Следующая встреча нашего штаба с Валерием Чесноковым и Люсей Чиженюк произошла при довольно печальных обстоятельствах. Мы хотели снова поговорить с ними о «стилях и модах», как обещали при первом знакомстве. Отложили же этот по всей вероятности долгий разговор на конец вечера только потому, что сразу пришлось заняться неотложными делами.

В комнату штаба ввели чуть пошатывающегося, не очень молодого флотского офицера в парадном, шитом золотом мундире, с кортиком.

— Пьяный и приставал к девушкам, — по-военному вытянувшись, доложил командир группы комсомольского патруля.

— Это не в нашей компетенции, — объяснил я, — сейчас вызовем военный патруль.

— М-м-м, протестую, — вдруг замычал моряк, уставившись на меня выпуклыми бычьими глазами, — на каком основании меня задержали?

— Вы пьяны, — объяснил я, — сейчас за вами приедут.

— 3-за мной?

Разговор в таком духе продолжался минут пятнадцать. Наконец приехал патруль из военной комендатуры.

— Не в нашей компетенции, — также объявили они, поговорив с офицером в отдельной комнате, — он гражданский.

— Как гражданский?

— Вот его паспорт.

Мнимый офицер сидел, покачиваясь и старательно пытаясь мыслить. Пришлось вызвать милицию. На следующий день в отделении выяснилось, что «моряк» работает... банщиком. На вопрос изумленных милиционеров, что же его заставило надеть форму морского офицера, он подробно и на этот раз довольно связно объяснил, что ему уже тридцать восемь лет. На голове «от влажности атмосферы при исполнении служебных обязанностей с недавних пор выросла большая лысина», и поэтому девушки не желают с ним танцевать западноевропейские танцы. Форма же придает «самостоятельность» и «заставляет девушек кидаться».
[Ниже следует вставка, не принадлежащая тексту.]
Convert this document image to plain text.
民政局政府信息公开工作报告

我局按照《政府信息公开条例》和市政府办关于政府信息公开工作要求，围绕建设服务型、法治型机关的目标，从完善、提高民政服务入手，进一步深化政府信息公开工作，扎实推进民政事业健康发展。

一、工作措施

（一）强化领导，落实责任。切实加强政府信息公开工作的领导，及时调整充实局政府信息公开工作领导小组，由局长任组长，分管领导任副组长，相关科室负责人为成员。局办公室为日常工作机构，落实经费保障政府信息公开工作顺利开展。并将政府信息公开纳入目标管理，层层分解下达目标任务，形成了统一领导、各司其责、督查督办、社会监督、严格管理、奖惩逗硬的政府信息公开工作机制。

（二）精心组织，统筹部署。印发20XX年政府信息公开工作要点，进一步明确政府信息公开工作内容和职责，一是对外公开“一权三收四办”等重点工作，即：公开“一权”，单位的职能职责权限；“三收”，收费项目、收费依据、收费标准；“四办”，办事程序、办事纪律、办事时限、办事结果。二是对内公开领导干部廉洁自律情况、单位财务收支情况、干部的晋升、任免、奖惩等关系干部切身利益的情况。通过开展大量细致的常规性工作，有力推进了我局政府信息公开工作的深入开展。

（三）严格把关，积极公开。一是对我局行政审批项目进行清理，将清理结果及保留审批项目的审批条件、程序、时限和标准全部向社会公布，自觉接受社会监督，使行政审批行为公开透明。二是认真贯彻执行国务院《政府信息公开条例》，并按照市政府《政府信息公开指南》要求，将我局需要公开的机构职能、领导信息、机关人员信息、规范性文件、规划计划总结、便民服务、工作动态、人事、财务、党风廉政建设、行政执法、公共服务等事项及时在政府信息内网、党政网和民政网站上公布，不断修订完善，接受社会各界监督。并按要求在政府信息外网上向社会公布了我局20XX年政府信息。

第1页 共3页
Посмеявшись над стареющим ловеласом, милиционеры оштрафовали его за нарушение закона о ношении воинской формы и привлекли к ответственности за хранение холодного оружия.

Возможно, об этом банщике в морской форме не стоило бы и рассказывать, но в процессе допроса всплыла одна деталь, имеющая непосредственное отношение к происшедшим ранее событиям.

Во время разговора со следователем «моряк» признался, что приобрел офицерский мундир и погоны у гражданина, который по знакомству продает самые различные вещи. Квартира гражданина находилась рядом с тем двором, где был ранен Яша Забелин.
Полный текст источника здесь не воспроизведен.